To the Editor:
Among the questions to be answered regarding umbilical cord blood (CB) cell use for bone marrow reconstitution, one concerns the level of contamination with maternal lymphocytes that could be responsible for severe graft-versus-host disease (GVHD) in immunosuppressed recipients.1,2
In the present study, we report data concerning the contamination with maternal cells in 50 consecutive CB units; to this purpose, we used polymerase chain reaction (PCR) amplification of minisatellite sequences followed by chemiluminescent detection.
CB was collected after delivery of term newborns as previously described.3 Genomic DNA was extracted with the salting out method4 from 500 μL of CB and mother's EDTA whole blood. Samples were handled in the preamplification area in a laminar vertical air flow hood using dedicated positive displacement pipettes.
Apolipoprotein B gene (ApoB)5 and D1S806 minisatellite analysis was performed.
Firstly, we performed a PCR assay of all samples using primers that amplify the VNTR 3′ of the ApoB gene. The VNTR was considered to be not informative when the mother was homozygous or had the same alleles as the child. When ApoB was not informative, we amplified the D1S80 polymorphic locus.
Each PCR reaction was performed in 50 μL final volume containing 100 ng of genomic DNA, 50 mmol/L KCl, 10 mmol/L Tris-HCl, pH 9.0, 1.5 mmol/L MgCl2 , 0.1% Triton X-100, 0.15 μmol/L (for ApoB) or 0.4 μmol/L (for D1S80) of each primer, 36 μmol/L of dCTP, 100 μmol/L of each dNTP (of a mix containing dATP, dGTP, and dTTP), 60 μmol/L of biotin-labeled dCTP, and 3 U of Taq DNA polymerase. PCR conditions and primer sequences were those described elsewhere for ApoB5 and for D1S80.6
Seven microliters of PCR product was loaded on a 3% agarose gel and electrophoresed for 16 hours with 1× TBE at 7 V/cm at 4°C.
To assess the sensitivity of our test and to determine the magnitude of the contamination with maternal cells in CB samples, standards obtained mixing 50 ng/μL of DNA from two individuals with alleles of different sizes for each VNTR polymorphism (ApoB, D1S80) at the dilutions 1:500, 1:1,000, and 1:2,500 were amplified in parallel with the other samples and loaded on the gel.

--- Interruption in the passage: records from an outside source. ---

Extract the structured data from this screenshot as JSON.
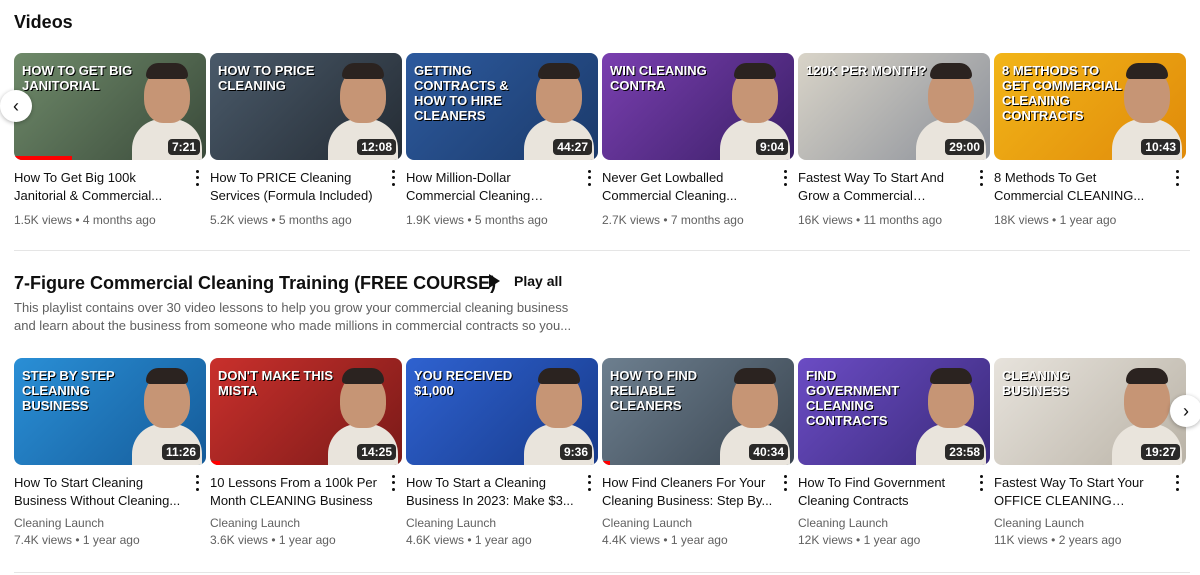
{
  "videos_section": {
    "title": "Videos",
    "items": [
      {
        "title": "How To Get Big 100k Janitorial & Commercial...",
        "duration": "7:21",
        "views": "1.5K views",
        "age": "4 months ago",
        "thumb_text": "How to get big janitorial",
        "thumb_bg": "#6f8a6a",
        "thumb_bg2": "#3a4a3a",
        "progress": 0.3
      },
      {
        "title": "How To PRICE Cleaning Services (Formula Included)",
        "duration": "12:08",
        "views": "5.2K views",
        "age": "5 months ago",
        "thumb_text": "How to price cleaning",
        "thumb_bg": "#4a5a6a",
        "thumb_bg2": "#242b33",
        "progress": 0
      },
      {
        "title": "How Million-Dollar Commercial Cleaning Owne...",
        "duration": "44:27",
        "views": "1.9K views",
        "age": "5 months ago",
        "thumb_text": "Getting contracts & how to hire cleaners",
        "thumb_bg": "#2d5a9e",
        "thumb_bg2": "#1b3a6a",
        "progress": 0
      },
      {
        "title": "Never Get Lowballed Commercial Cleaning...",
        "duration": "9:04",
        "views": "2.7K views",
        "age": "7 months ago",
        "thumb_text": "Win cleaning contra",
        "thumb_bg": "#7a3fb0",
        "thumb_bg2": "#3a1f66",
        "progress": 0
      },
      {
        "title": "Fastest Way To Start And Grow a Commercial Cleanin...",
        "duration": "29:00",
        "views": "16K views",
        "age": "11 months ago",
        "thumb_text": "120K per month?",
        "thumb_bg": "#d9d4c8",
        "thumb_bg2": "#8a8f99",
        "progress": 0
      },
      {
        "title": "8 Methods To Get Commercial CLEANING...",
        "duration": "10:43",
        "views": "18K views",
        "age": "1 year ago",
        "thumb_text": "8 methods to get commercial cleaning contracts",
        "thumb_bg": "#f2b518",
        "thumb_bg2": "#e08a0a",
        "progress": 0
      }
    ]
  },
  "playlist_section": {
    "title": "7-Figure Commercial Cleaning Training (FREE COURSE)",
    "play_all_label": "Play all",
    "description": "This playlist contains over 30 video lessons to help you grow your commercial cleaning business and learn about the business from someone who made millions in commercial contracts so you...",
    "items": [
      {
        "title": "How To Start Cleaning Business Without Cleaning...",
        "duration": "11:26",
        "channel": "Cleaning Launch",
        "views": "7.4K views",
        "age": "1 year ago",
        "thumb_text": "Step by step cleaning business",
        "thumb_bg": "#2a8fd6",
        "thumb_bg2": "#155b99",
        "progress": 0
      },
      {
        "title": "10 Lessons From a 100k Per Month CLEANING Business",
        "duration": "14:25",
        "channel": "Cleaning Launch",
        "views": "3.6K views",
        "age": "1 year ago",
        "thumb_text": "Don't make this mista",
        "thumb_bg": "#c9302c",
        "thumb_bg2": "#7a1a18",
        "progress": 0.05
      },
      {
        "title": "How To Start a Cleaning Business In 2023: Make $3...",
        "duration": "9:36",
        "channel": "Cleaning Launch",
        "views": "4.6K views",
        "age": "1 year ago",
        "thumb_text": "You received $1,000",
        "thumb_bg": "#2f62d0",
        "thumb_bg2": "#173a8a",
        "progress": 0
      },
      {
        "title": "How Find Cleaners For Your Cleaning Business: Step By...",
        "duration": "40:34",
        "channel": "Cleaning Launch",
        "views": "4.4K views",
        "age": "1 year ago",
        "thumb_text": "How to find reliable cleaners",
        "thumb_bg": "#6d7f8f",
        "thumb_bg2": "#3a4550",
        "progress": 0.04
      },
      {
        "title": "How To Find Government Cleaning Contracts",
        "duration": "23:58",
        "channel": "Cleaning Launch",
        "views": "12K views",
        "age": "1 year ago",
        "thumb_text": "Find government cleaning contracts",
        "thumb_bg": "#6b4cc4",
        "thumb_bg2": "#3a2a7a",
        "progress": 0
      },
      {
        "title": "Fastest Way To Start Your OFFICE CLEANING Business",
        "duration": "19:27",
        "channel": "Cleaning Launch",
        "views": "11K views",
        "age": "2 years ago",
        "thumb_text": "Cleaning business",
        "thumb_bg": "#e7e3dc",
        "thumb_bg2": "#b9b2a6",
        "progress": 0
      }
    ]
  },
  "nav": {
    "prev_icon": "‹",
    "next_icon": "›"
  }
}
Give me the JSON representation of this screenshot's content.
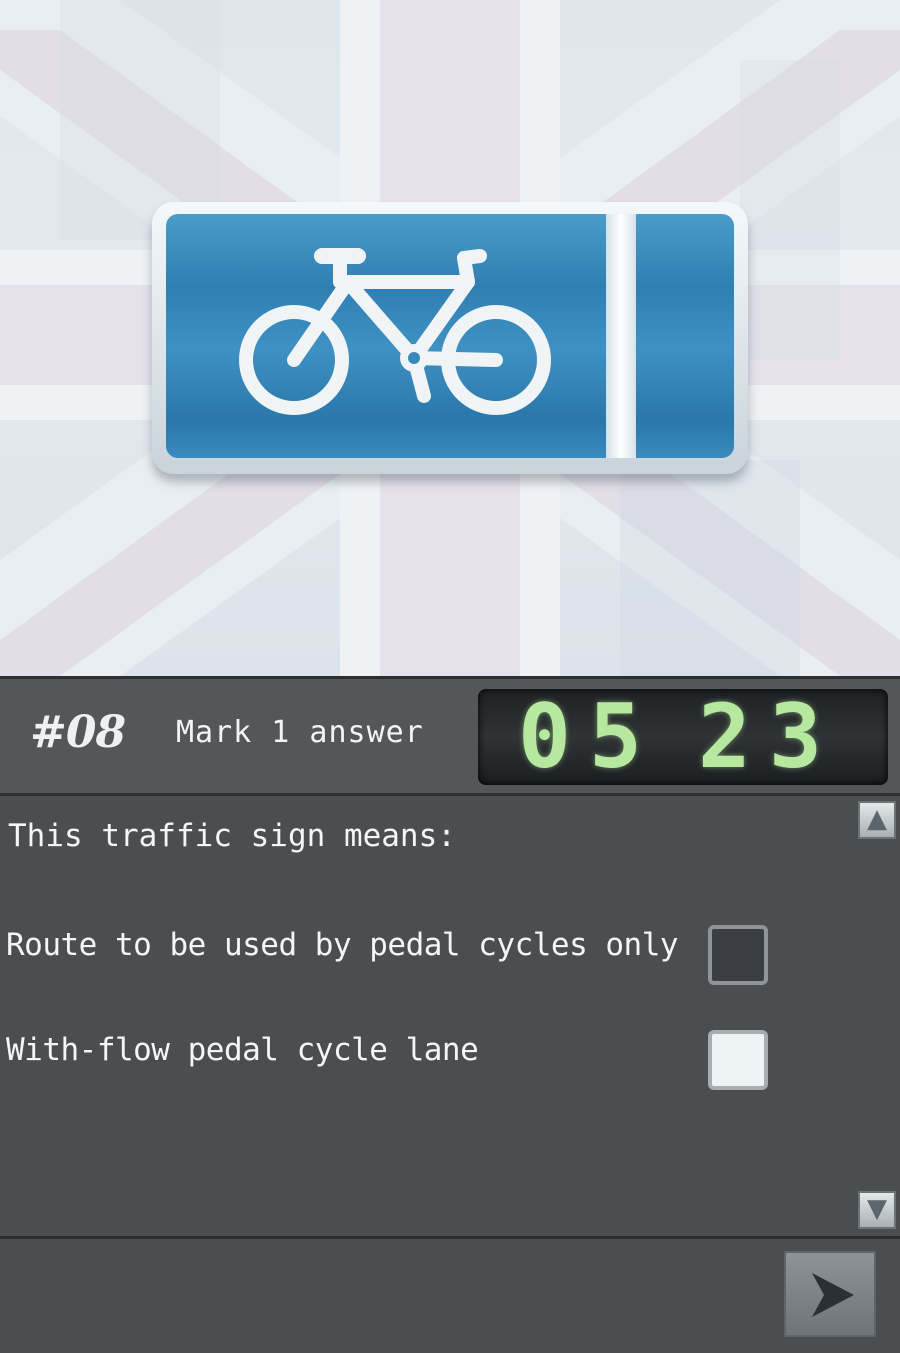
{
  "question": {
    "number": "#08",
    "instruction": "Mark 1 answer",
    "text": "This traffic sign means:"
  },
  "timer": {
    "minutes": "05",
    "seconds": "23"
  },
  "answers": [
    {
      "label": "Route to be used by pedal cycles only",
      "checked": false
    },
    {
      "label": "With-flow pedal cycle lane",
      "checked": false
    }
  ],
  "icons": {
    "sign": "bicycle-icon",
    "scroll_up": "chevron-up-icon",
    "scroll_down": "chevron-down-icon",
    "next": "arrow-right-icon"
  },
  "colors": {
    "sign_blue": "#3a89bd",
    "timer_digits": "#b7e8a0",
    "panel": "#4b4e51"
  }
}
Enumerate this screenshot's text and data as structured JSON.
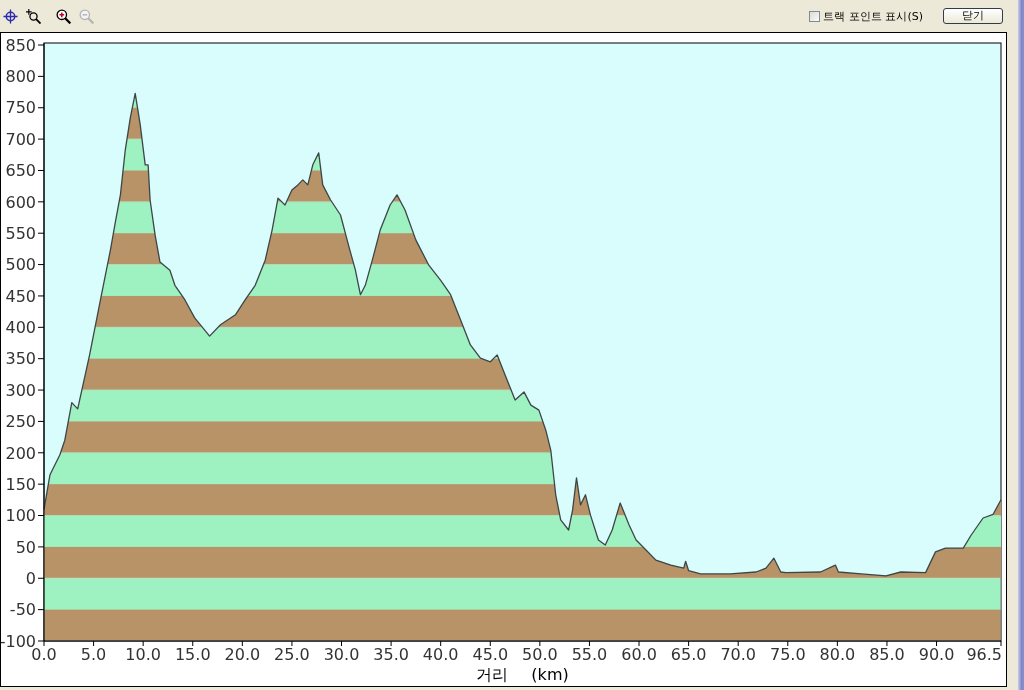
{
  "toolbar": {
    "tools": [
      {
        "kind": "crosshair",
        "disabled": false
      },
      {
        "kind": "zoom-region",
        "disabled": false
      },
      {
        "kind": "zoom-in",
        "disabled": false
      },
      {
        "kind": "zoom-out",
        "disabled": true
      }
    ],
    "checkbox": {
      "label": "트랙 포인트 표시(S)",
      "checked": false
    },
    "buttons": [
      "닫기"
    ]
  },
  "chart": {
    "chart_data": {
      "type": "area",
      "xlabel": "거리 (km)",
      "x": [
        0.0,
        0.6,
        1.6,
        2.1,
        2.8,
        3.4,
        4.6,
        5.7,
        6.7,
        7.2,
        7.7,
        8.2,
        8.7,
        9.2,
        9.7,
        10.2,
        10.5,
        10.7,
        11.2,
        11.7,
        12.7,
        13.2,
        14.2,
        15.2,
        16.7,
        17.8,
        19.3,
        20.3,
        21.3,
        22.3,
        23.0,
        23.6,
        24.3,
        25.0,
        25.6,
        26.1,
        26.6,
        27.1,
        27.7,
        28.1,
        28.9,
        29.9,
        30.7,
        31.4,
        31.9,
        32.4,
        33.1,
        33.9,
        34.9,
        35.6,
        36.4,
        37.5,
        38.8,
        40.0,
        41.0,
        42.0,
        43.0,
        44.0,
        45.0,
        45.7,
        46.5,
        47.5,
        48.4,
        49.1,
        49.9,
        50.6,
        51.1,
        51.6,
        52.1,
        52.9,
        53.3,
        53.7,
        54.1,
        54.6,
        55.1,
        55.9,
        56.6,
        57.3,
        58.1,
        59.0,
        59.7,
        60.7,
        61.7,
        63.2,
        64.5,
        64.7,
        65.0,
        66.2,
        69.2,
        71.8,
        72.8,
        73.6,
        74.3,
        74.8,
        78.3,
        79.8,
        80.1,
        82.4,
        84.9,
        86.4,
        88.9,
        89.9,
        90.9,
        92.7,
        93.5,
        94.7,
        95.7,
        96.5
      ],
      "values": [
        110,
        165,
        197,
        220,
        280,
        270,
        356,
        444,
        523,
        568,
        611,
        683,
        734,
        773,
        723,
        659,
        659,
        603,
        547,
        504,
        491,
        467,
        444,
        415,
        386,
        404,
        420,
        444,
        467,
        507,
        555,
        606,
        595,
        619,
        627,
        635,
        627,
        659,
        678,
        627,
        603,
        579,
        531,
        491,
        452,
        467,
        507,
        555,
        595,
        611,
        587,
        539,
        499,
        475,
        452,
        412,
        372,
        351,
        345,
        356,
        324,
        284,
        297,
        276,
        268,
        236,
        204,
        133,
        93,
        77,
        109,
        160,
        117,
        133,
        101,
        61,
        53,
        77,
        120,
        85,
        61,
        45,
        29,
        21,
        16,
        27,
        12,
        7,
        7,
        10,
        16,
        32,
        10,
        9,
        10,
        21,
        10,
        7,
        4,
        10,
        9,
        42,
        48,
        48,
        69,
        96,
        102,
        125
      ],
      "xlim": [
        0,
        96.5
      ],
      "ylim": [
        -100,
        850
      ],
      "xticks": [
        {
          "value": 0,
          "label": "0.0"
        },
        {
          "value": 5,
          "label": "5.0"
        },
        {
          "value": 10,
          "label": "10.0"
        },
        {
          "value": 15,
          "label": "15.0"
        },
        {
          "value": 20,
          "label": "20.0"
        },
        {
          "value": 25,
          "label": "25.0"
        },
        {
          "value": 30,
          "label": "30.0"
        },
        {
          "value": 35,
          "label": "35.0"
        },
        {
          "value": 40,
          "label": "40.0"
        },
        {
          "value": 45,
          "label": "45.0"
        },
        {
          "value": 50,
          "label": "50.0"
        },
        {
          "value": 55,
          "label": "55.0"
        },
        {
          "value": 60,
          "label": "60.0"
        },
        {
          "value": 65,
          "label": "65.0"
        },
        {
          "value": 70,
          "label": "70.0"
        },
        {
          "value": 75,
          "label": "75.0"
        },
        {
          "value": 80,
          "label": "80.0"
        },
        {
          "value": 85,
          "label": "85.0"
        },
        {
          "value": 90,
          "label": "90.0"
        },
        {
          "value": 96.5,
          "label": "96.5"
        }
      ],
      "yticks": [
        -100,
        -50,
        0,
        50,
        100,
        150,
        200,
        250,
        300,
        350,
        400,
        450,
        500,
        550,
        600,
        650,
        700,
        750,
        800,
        850
      ]
    }
  }
}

After electrophoresis, DNA was transferred from the gel into a Tropilon plus positively charged nylon membrane (Tropix, Bedford, MA) by Southern blotting.
DNA fragments generated in the PCR reaction were labeled through the incorporation of biotinylated dCTP. The detection of PCR products was obtained through two steps: (1) the conjugation of streptavidin-alkaline phosphatase conjugate (Avidix-AP; Tropix) to the biotin-labeled PCR products; and (2) the addition of CSPDR substrate (Tropix), which decomposed upon enzymatic dephosphorylation. The light emission, from the enzyme activated CSPDR substrate resulted in a DNA band pattern that was imaged on x-ray film (Kodak X-Omat AR; Eastman Kodak Co, Rochester, NY).
Exposure to x-ray film ranged from 15 minutes to 2 hours, depending on the visualization of the contaminating band in the standard diluted 1:2,500. Every test was performed twice to confirm the results.
For the 50 cases examined, ApoB was informative for 21 samples, whereas for the remaining samples D1S80 was useful.
Noninherited maternal allele was detected in 5 of the 21 CB samples examined with ApoB; with D1S80, 5 additional samples were found contaminated of the 29 informative.
The level of contamination, defined comparing the intensity of the contaminating band with that of the standards, ranged from 1:100 to 1:2,500.
The child paternal allele was detected in 3 of the 30 mothers whose newborn was heterozygous at the loci examined.
Figure 1 reports an example of ApoB minisatellite analysis.
The problem of contamination of CB units with maternal lymphocytes has been widely investigated. However, to our knowledge, the results available9-13 refer to numerically limited series and, to a certain extent, are discordant depending on the method used.
The method we used was able to detect maternal contamination from as few as 2 × 104 nucleated cells with a sensitivity of 0.04%, comparable to that reported by Sociè et al,12 without resorting to radioactivity.
Moreover, we were able to demonstrate an exchange of cells from child to mother through the placenta/uterus interface, supporting previously published studies that have shown the passage of fetal cells into the maternal circulation during pregnancy.10,14
However, we are aware that our series is limited, too; the combination of minisatellite amplification and chemiluminescence has never been used to this purpose and it proved to be highly sensitive.
This study was supported in part by a grant of Istituto Superiore di Sanità, Primo progetto di ricerca “Sangue 1995”-sottoprogetto No 3.3.1 “Standardizzazione dei metodi di raccolta, processazione e caratterizzazione delle cellule staminali da sangue placentare.”